Hearing Voices is not an Illness
If you are someone who hears voices that others cannot, you have likely heard some of the following said to you:
“You are hearing things. Those voices are not real. You have a mental illness. These medications will need to be taken for the rest of your life.” Or perhaps, “Oh my God! I am so sorry!”
Hearing voices can be confusing and that is an understatement. But there is a vast difference between being confused and having an illness. Yet, the latter description is the one our communities most often turn to as an explanation.
Why is that so?
Most everyone falls into two categories. Those who experience hearing voices and are confused, or people who have not experienced them and do not know what to believe.
Both of them defer to the medical community. To no surprise, an illness is how a doctor views something within their framework. When they see negative reactions, they do their best to mitigate them. And often, understanding the underlying cause is not important to treatment. The situation really has a predictable outcome.
But there is a third group of people that has a perspective that allows them to see things differently. Those who hear voices and are not confused by them. People such as myself.
While our lives are different and we each have unique ways of looking at our condition; we have created our own relationship with the voices that we hear.
Considering that commonality means that we are dealing with a relationship challenge rather than an illness. If we can simply communicate effectively with the voices that we hear; is there really an illness involved?
As someone who hears voices, it took me a few years to discover that poor relationships were the underlying cause to my confusion, delusions, and emotional instability. Relationships within myself. Because of that, no amount of medication or counseling from people who do not understand what is actually happening could make any lasting impact on my life. And I tried that path. Along the way, I was an inpatient in mental health facilities for a total of six times and fifty-four days. Countless hours as an outpatient provided counseling. Endless visits to a psychiatrist enlisted me as a guinea pig for dozens and dozens of combinations of brutal drug therapies. And I listened to the advice that told me that everything I was experiencing was a delusion. That my voices were not real.
After years of that experience I could take no more. I quit taking the medications. But the greatest leap forward was made when I stopped believing the doctors and started believing my own mind.
It is important to realize that our voices are every bit as real as any physical person in the world. Is it any surprise that relationships are worse when we try to pretend that each of us do not exist? Find ways to build relationships with them.

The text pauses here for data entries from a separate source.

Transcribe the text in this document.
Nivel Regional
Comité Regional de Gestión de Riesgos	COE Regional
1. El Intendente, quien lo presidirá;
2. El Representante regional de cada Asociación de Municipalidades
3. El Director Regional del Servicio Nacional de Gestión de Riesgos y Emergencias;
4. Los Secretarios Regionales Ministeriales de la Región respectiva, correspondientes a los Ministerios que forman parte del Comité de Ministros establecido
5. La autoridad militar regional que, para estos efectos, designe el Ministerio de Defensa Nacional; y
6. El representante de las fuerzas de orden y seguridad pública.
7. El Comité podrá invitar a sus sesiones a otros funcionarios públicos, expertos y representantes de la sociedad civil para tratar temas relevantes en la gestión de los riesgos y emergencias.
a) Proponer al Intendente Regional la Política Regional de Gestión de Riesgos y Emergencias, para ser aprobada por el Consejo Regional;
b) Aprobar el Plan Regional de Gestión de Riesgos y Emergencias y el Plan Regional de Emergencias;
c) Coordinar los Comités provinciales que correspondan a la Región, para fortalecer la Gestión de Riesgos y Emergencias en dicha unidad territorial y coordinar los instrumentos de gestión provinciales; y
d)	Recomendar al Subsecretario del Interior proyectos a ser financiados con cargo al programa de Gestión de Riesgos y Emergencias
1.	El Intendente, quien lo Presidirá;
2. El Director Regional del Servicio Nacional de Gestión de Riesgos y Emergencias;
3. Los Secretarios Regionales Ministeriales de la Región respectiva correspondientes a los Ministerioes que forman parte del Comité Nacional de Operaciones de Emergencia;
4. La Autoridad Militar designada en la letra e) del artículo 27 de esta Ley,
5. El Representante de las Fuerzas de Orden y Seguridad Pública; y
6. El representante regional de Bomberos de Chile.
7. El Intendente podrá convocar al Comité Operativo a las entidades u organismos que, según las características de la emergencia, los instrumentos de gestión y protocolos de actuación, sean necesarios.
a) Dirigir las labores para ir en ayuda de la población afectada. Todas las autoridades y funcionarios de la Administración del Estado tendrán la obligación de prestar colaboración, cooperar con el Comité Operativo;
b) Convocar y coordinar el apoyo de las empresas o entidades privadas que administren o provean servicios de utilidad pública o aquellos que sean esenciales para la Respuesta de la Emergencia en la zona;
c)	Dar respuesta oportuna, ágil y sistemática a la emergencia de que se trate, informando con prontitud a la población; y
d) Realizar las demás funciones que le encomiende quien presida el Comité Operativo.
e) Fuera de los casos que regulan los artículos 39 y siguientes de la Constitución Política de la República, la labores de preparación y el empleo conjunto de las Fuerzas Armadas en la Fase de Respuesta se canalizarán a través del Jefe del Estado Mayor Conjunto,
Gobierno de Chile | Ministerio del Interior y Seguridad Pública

I have my own reasons for no longer taking medications, but you have to make the decisions that are best for you. My opinion is that when we are given medications designed to break down our communication, it breaks down our ability to form meaningful relationships. You cannot improve the situation between two people by destroying the communication between them. That is the bottom line. Building honest and open friendships with our voices is the answer to creating a better life. When you begin to talk and treat each other like family members, is it any surprise that things will begin to get better?
Let me suggest a helpful idea. Rather than using the words ‘real’ or ‘imaginary’ when thinking about your voices; try using ‘physical’ and ‘ethereal’ to differentiate between talking about people in the physical world and our voices who share the same mind.
Next, open a discussion with your voices. Make certain to listen as well as talking. And you don’t need to worry about explaining the content of this article to them. They are reading this right as you are. And creating a good relationship is just as important to them.
Another suggestion is to reach out to your peers in your community. There is an international Hearing Voices Network that allows us to find and meet with others who share the experience of hearing voices, seeing visions, or having other sensory perception experiences. They have the following goals to:
- Raise awareness of the diversity of voices, visions and similar experiences
- Challenge negative stereotypes, stigma and discrimination
- Help create more spaces for people of all ages and backgrounds to talk freely about voice-hearing, visions and similar sensory experiences
- Raise awareness of a range of different ways to manage distressing, confusing or difficult voices
- Encourage a more positive response to voice-hearing and related experiences in healthcare settings and wider society
Most of all, remember to stay positive. Understand that whatever your challenges, there is always a way forward. You can lead an amazing and fulfilling life together. Keep listening and believe. If it gets difficult, then seek relationship counseling! Learn how to live together with others who share the same life with you. I know that you can do it and by ‘you’ I mean ALL of you!